Le travail qui donnait lieu à l'article avait été dirigé par le Dr. Benveniste et sa conclusion plus d'impactante consistait en ce qu'un sérum qui active la réponse exempte continuait d'être actif après avoir dilué 10 120 fois, un nombre beaucoup plus grand que les atomes qui existe dans l'univers. Pour nous faire une idée approximative, la probabilité qu'il y a une seule molécule d'actif composé dans l'échantillon de l'étude était beaucoup plus petite de que je choisis un atome concret dans l'univers et tu, lecteur de ce blog, devine qui est.
Comment dans ces circonstances pouvait être l'actif échantillon ? L'étude n'offrait pas de réponse concrète à cette question mais il laissait la porte ouverte à la maxime de l'homéopathie : l'eau rappelle qu'il contenait l'actif composé et agit en conséquence.
James Randi
À peu, de l'article a été publié, la revue Nature a organisé un groupe d'investigation pour analyser les résultats du groupe de Dr.

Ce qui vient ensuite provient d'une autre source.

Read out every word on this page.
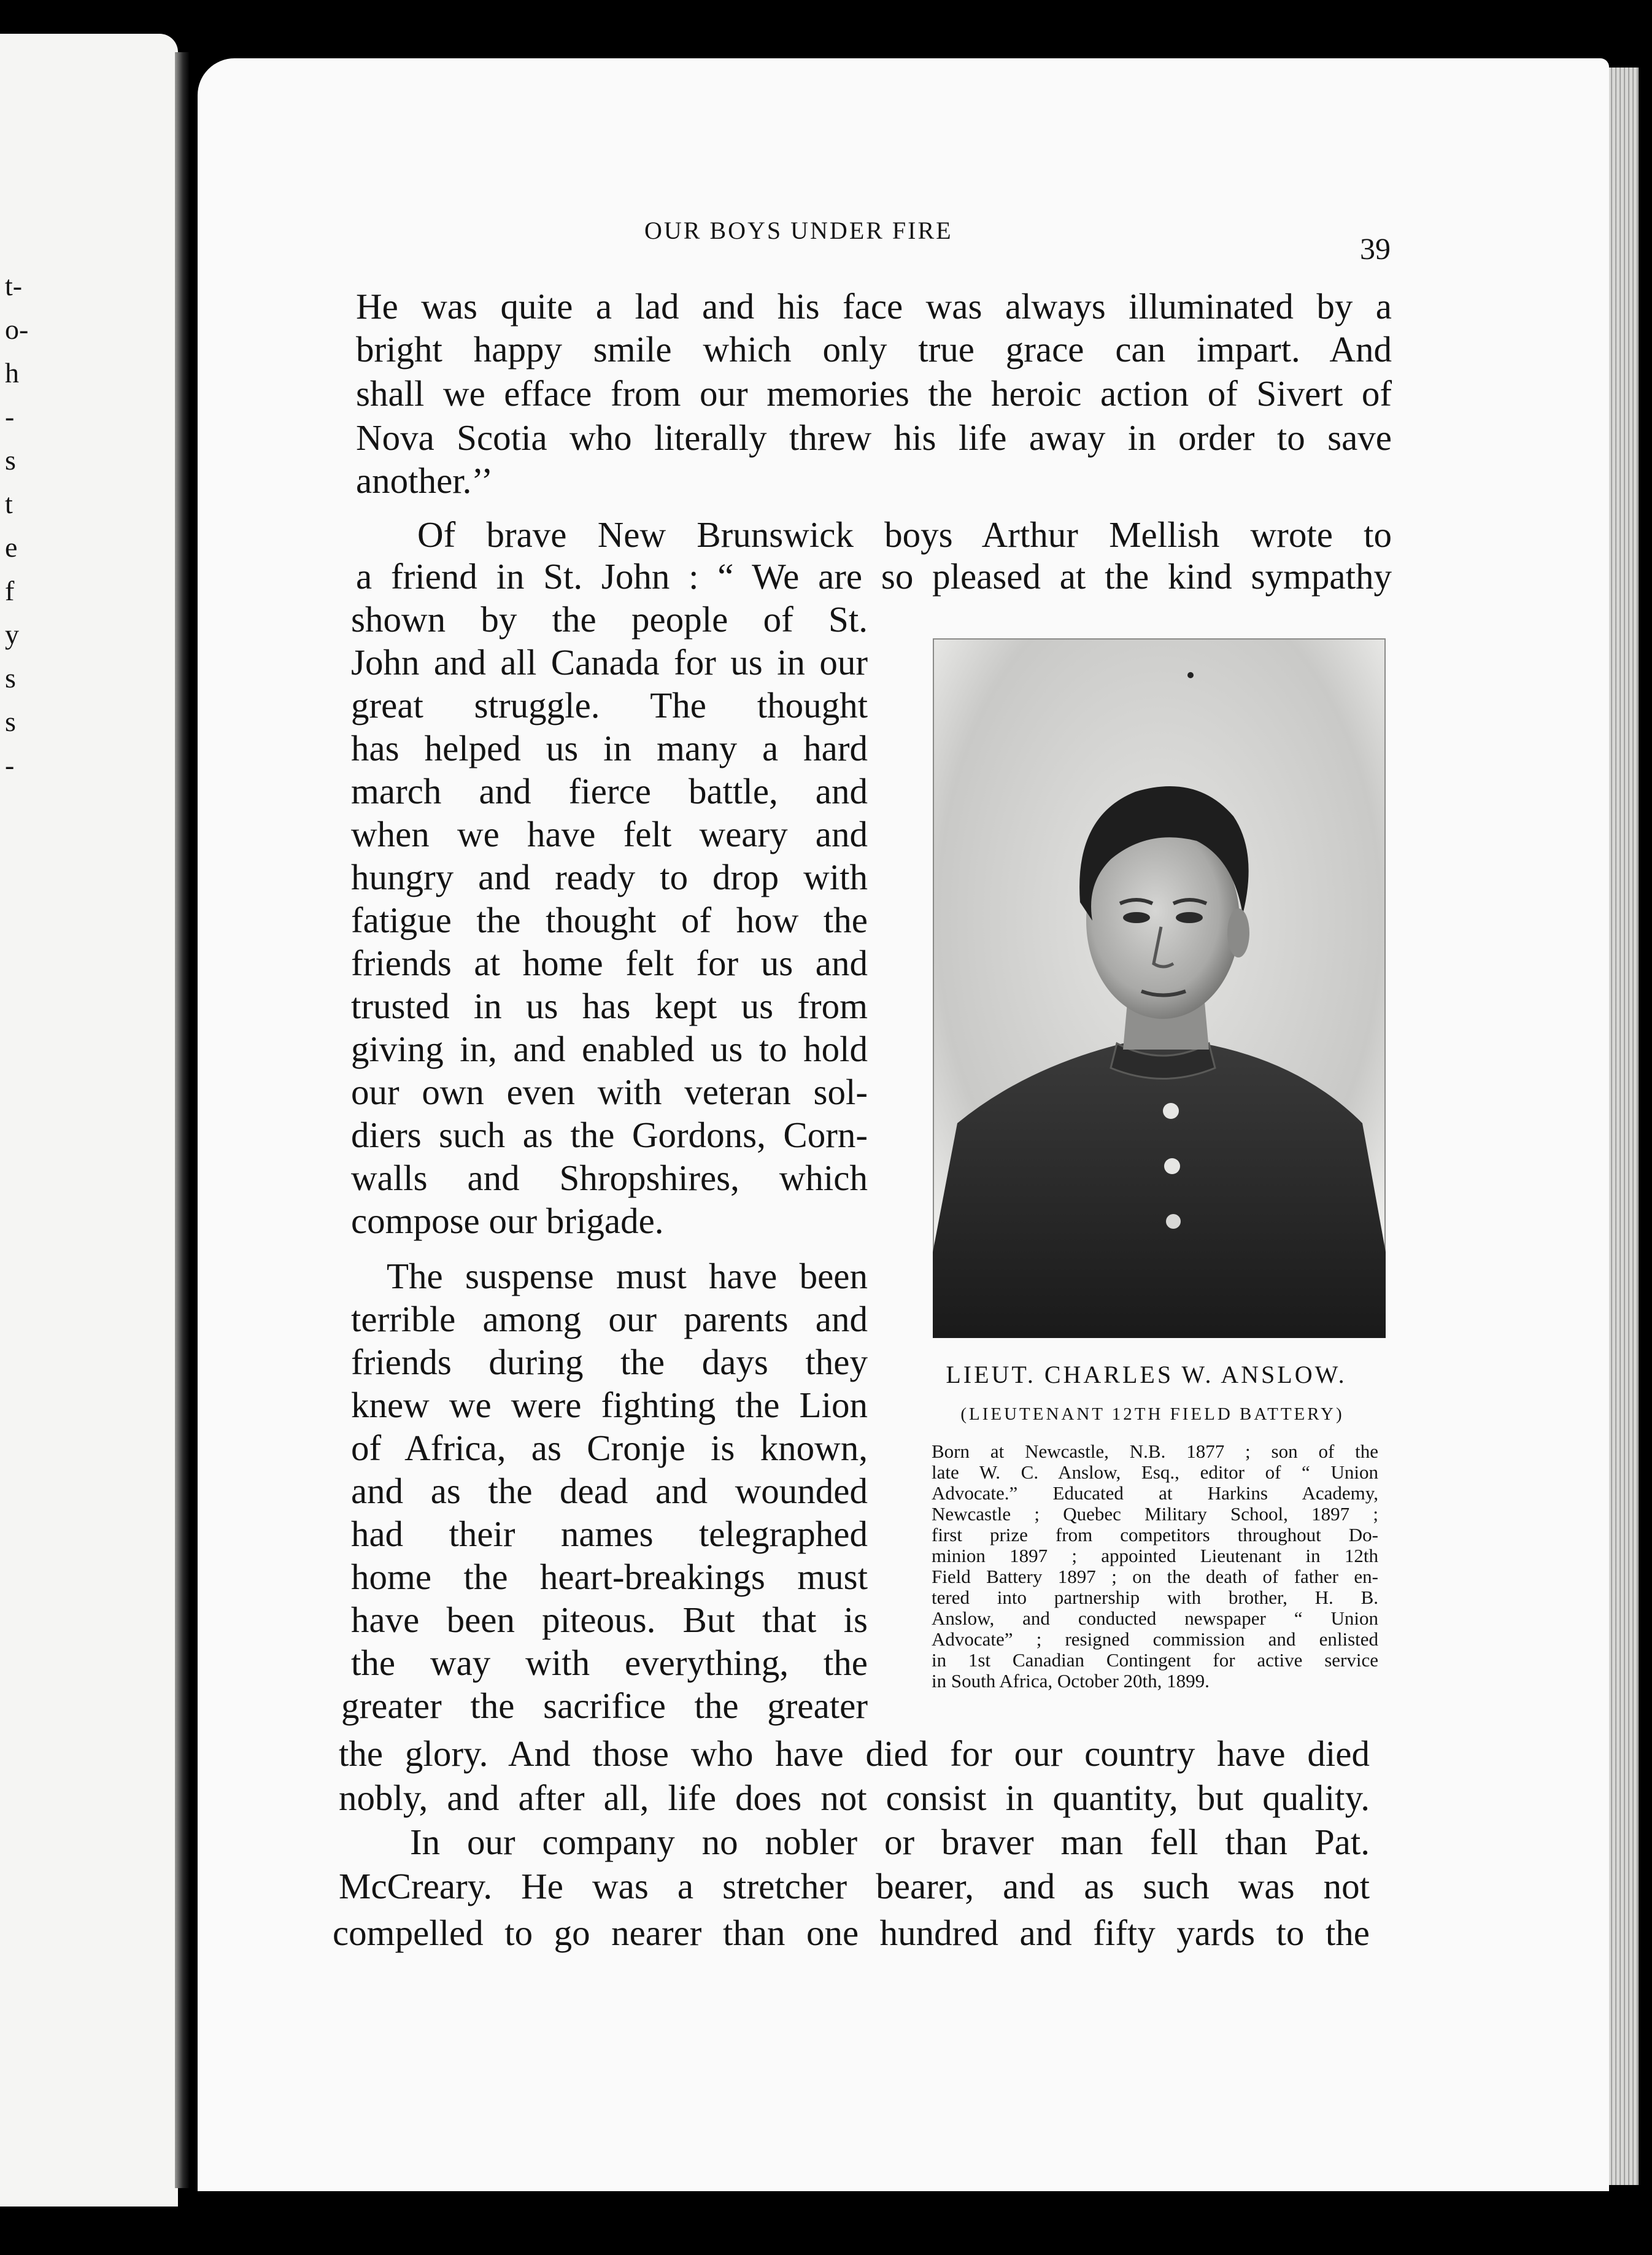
t-
o-
h
-
s
t
e
f
y
s
s
-
OUR BOYS UNDER FIRE
39
He was quite a lad and his face was always illuminated by a
bright happy smile which only true grace can impart. And
shall we efface from our memories the heroic action of Sivert of
Nova Scotia who literally threw his life away in order to save
another.’’
Of brave New Brunswick boys Arthur Mellish wrote to
a friend in St. John : “ We are so pleased at the kind sympathy
shown by the people of St.
John and all Canada for us in our
great struggle. The thought
has helped us in many a hard
march and fierce battle, and
when we have felt weary and
hungry and ready to drop with
fatigue the thought of how the
friends at home felt for us and
trusted in us has kept us from
giving in, and enabled us to hold
our own even with veteran sol-
diers such as the Gordons, Corn-
walls and Shropshires, which
compose our brigade.
The suspense must have been
terrible among our parents and
friends during the days they
knew we were fighting the Lion
of Africa, as Cronje is known,
and as the dead and wounded
had their names telegraphed
home the heart-breakings must
have been piteous. But that is
the way with everything, the
greater the sacrifice the greater
the glory. And those who have died for our country have died
nobly, and after all, life does not consist in quantity, but quality.
In our company no nobler or braver man fell than Pat.
McCreary. He was a stretcher bearer, and as such was not
compelled to go nearer than one hundred and fifty yards to the
LIEUT. CHARLES W. ANSLOW.
(LIEUTENANT 12TH FIELD BATTERY)
Born at Newcastle, N.B. 1877 ; son of the
late W. C. Anslow, Esq., editor of “ Union
Advocate.” Educated at Harkins Academy,
Newcastle ; Quebec Military School, 1897 ;
first prize from competitors throughout Do-
minion 1897 ; appointed Lieutenant in 12th
Field Battery 1897 ; on the death of father en-
tered into partnership with brother, H. B.
Anslow, and conducted newspaper “ Union
Advocate” ; resigned commission and enlisted
in 1st Canadian Contingent for active service
in South Africa, October 20th, 1899.
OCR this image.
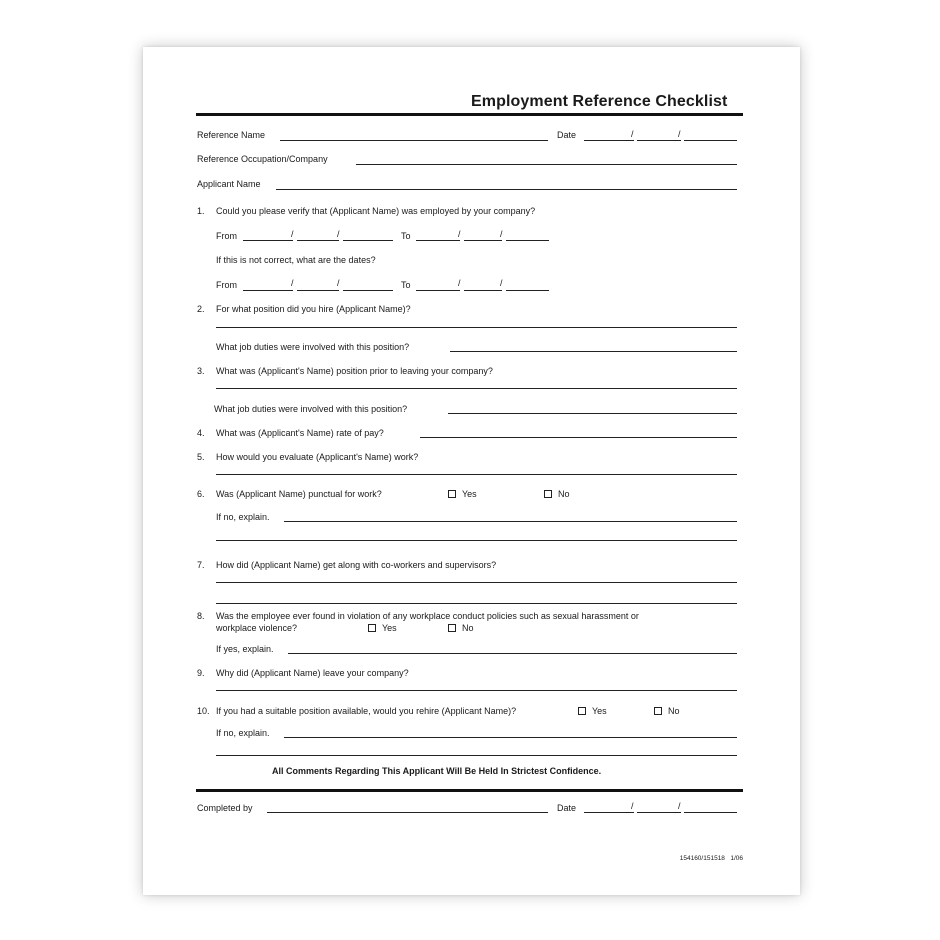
Employment Reference Checklist
Reference Name	Date	/	/
Reference Occupation/Company
Applicant Name
1. Could you please verify that (Applicant Name) was employed by your company?
From	/	/	To	/	/
If this is not correct, what are the dates?
From	/	/	To	/	/
2. For what position did you hire (Applicant Name)?
What job duties were involved with this position?
3. What was (Applicant's Name) position prior to leaving your company?
What job duties were involved with this position?
4. What was (Applicant's Name) rate of pay?
5. How would you evaluate (Applicant's Name) work?
6. Was (Applicant Name) punctual for work?	Yes	No
If no, explain.
7. How did (Applicant Name) get along with co-workers and supervisors?
8. Was the employee ever found in violation of any workplace conduct policies such as sexual harassment or
workplace violence?	Yes	No
If yes, explain.
9. Why did (Applicant Name) leave your company?
10. If you had a suitable position available, would you rehire (Applicant Name)?	Yes	No
If no, explain.
All Comments Regarding This Applicant Will Be Held In Strictest Confidence.
Completed by	Date	/	/
154160/151518   1/06
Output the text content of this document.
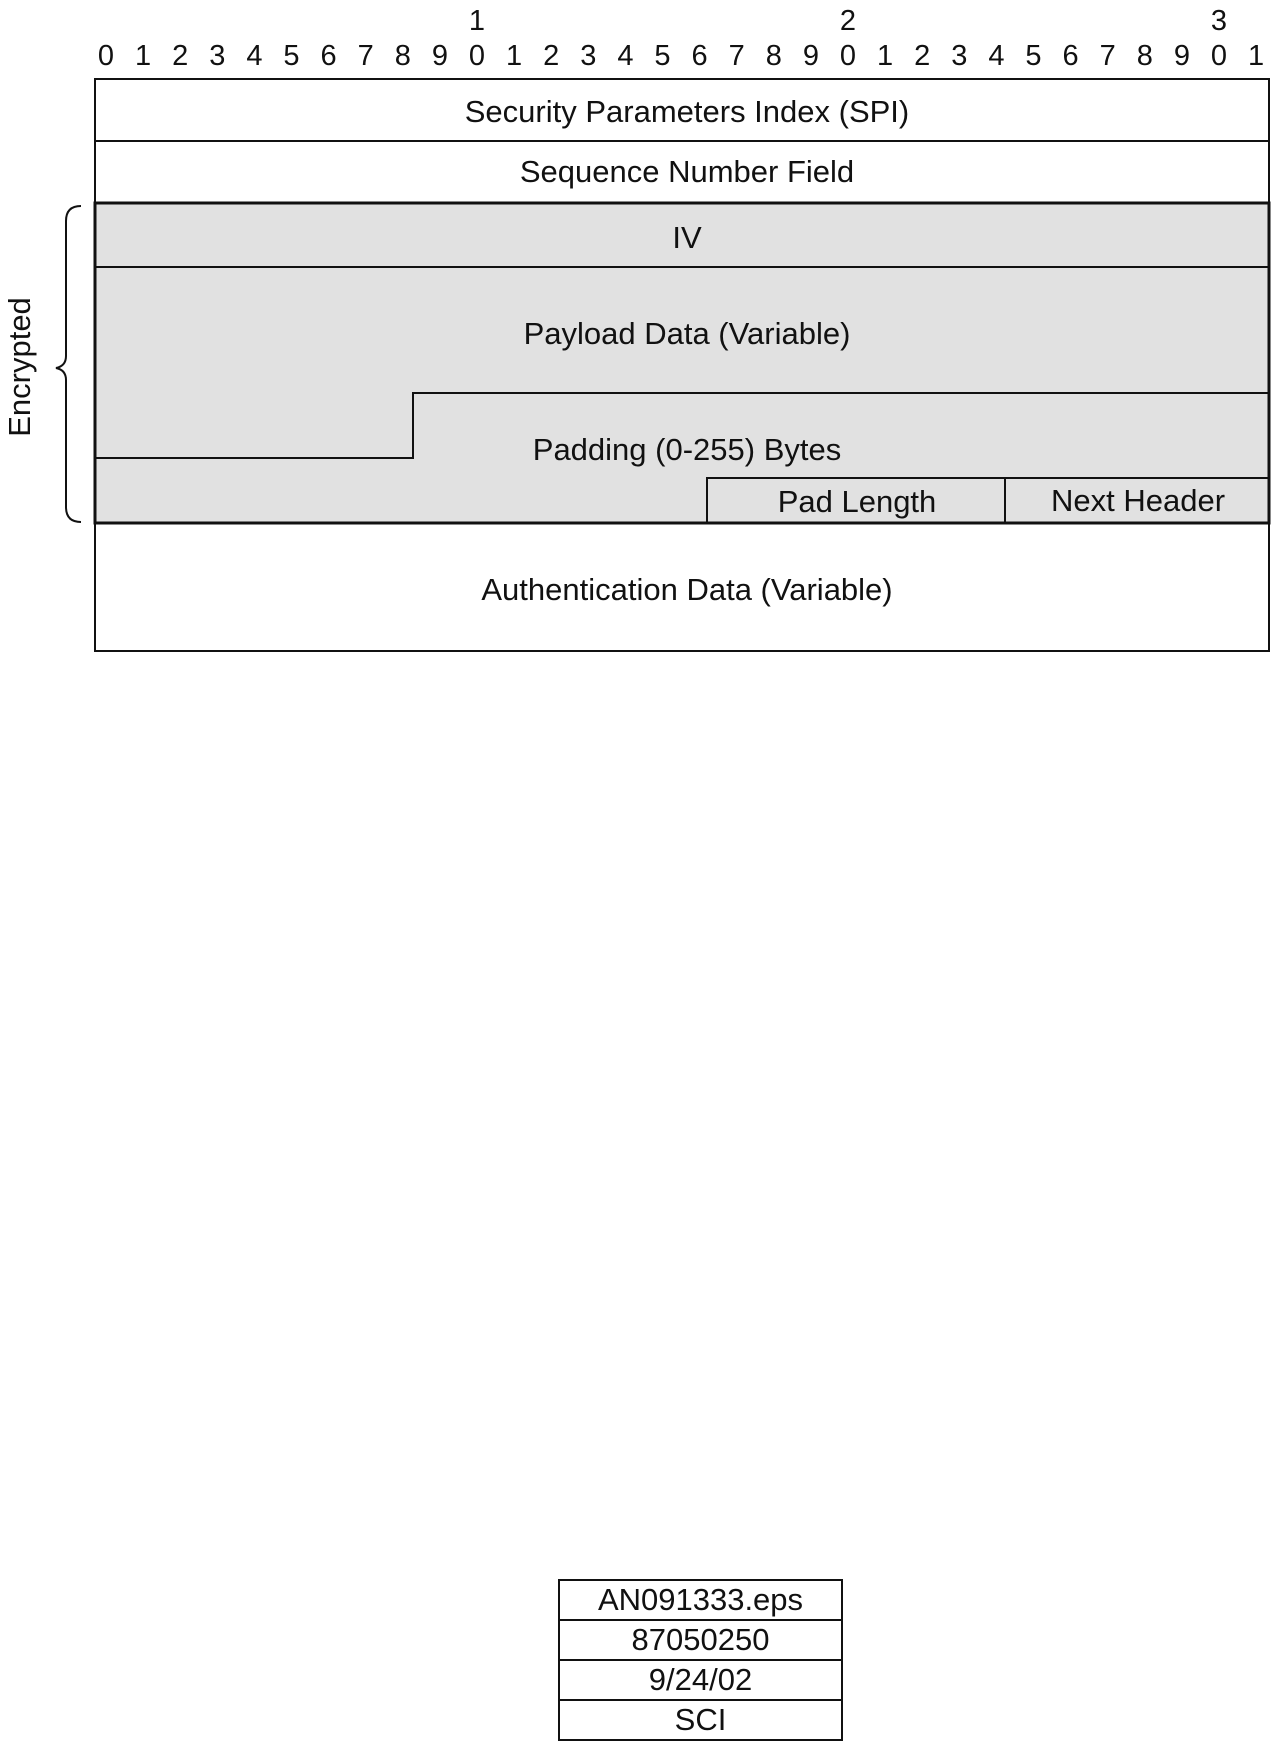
0 1 2 3 4 5 6 7 8 9 0 1 2 3 4 5 6 7 8 9 0 1 2 3 4 5 6 7 8 9 0 1
1	2	3
Security Parameters Index (SPI)
Sequence Number Field
IV
Payload Data (Variable)
Padding (0-255) Bytes
Pad Length	Next Header
Authentication Data (Variable)
Encrypted
AN091333.eps
87050250
9/24/02
SCI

Benveniste. Dans ce groupe il était, en plus d'un éditeur de la revue et un enquêteur de fraudes scientifiques, la connaissance sceptique et James Randi illusionniste. Le groupe a répété les expériences avec un procédé de double aveugle et même il a montré le protocole au Dr. Benveniste s'il trouvait une irrégularité, la chose qui n'est pas arrivée. Les résultats ont révélé que telle activité "extraordinaire" découlait des jugements dans le dessin expérimental du Dr. Benveniste et des erreurs systématiques dans le développement de l'expérience. L'investigation a suggéré, de plus, une fraude de la part de quelques collaborateurs qui travaillaient à son tour pour une entreprise d'homéopathie.
Le Dr. Benveniste est mort en 2004 sans se rétracter de son étude et sans que la revue Nature ne retirât son article. Tout cela bien que l'investigation et les études postérieures ont démontré la fausseté des données. Peut-être l'homéopathie a gagné une bataille mais nous devons penser que, après avoir joué avec les règles de la science, son étude est une arme à notre main puisque nous pouvons assurer qu'il ne respecte pas la base fondamentale de la méthode scientifique : le reproducibilidad.
Si t'a plu l'article tu peux le remuer ici.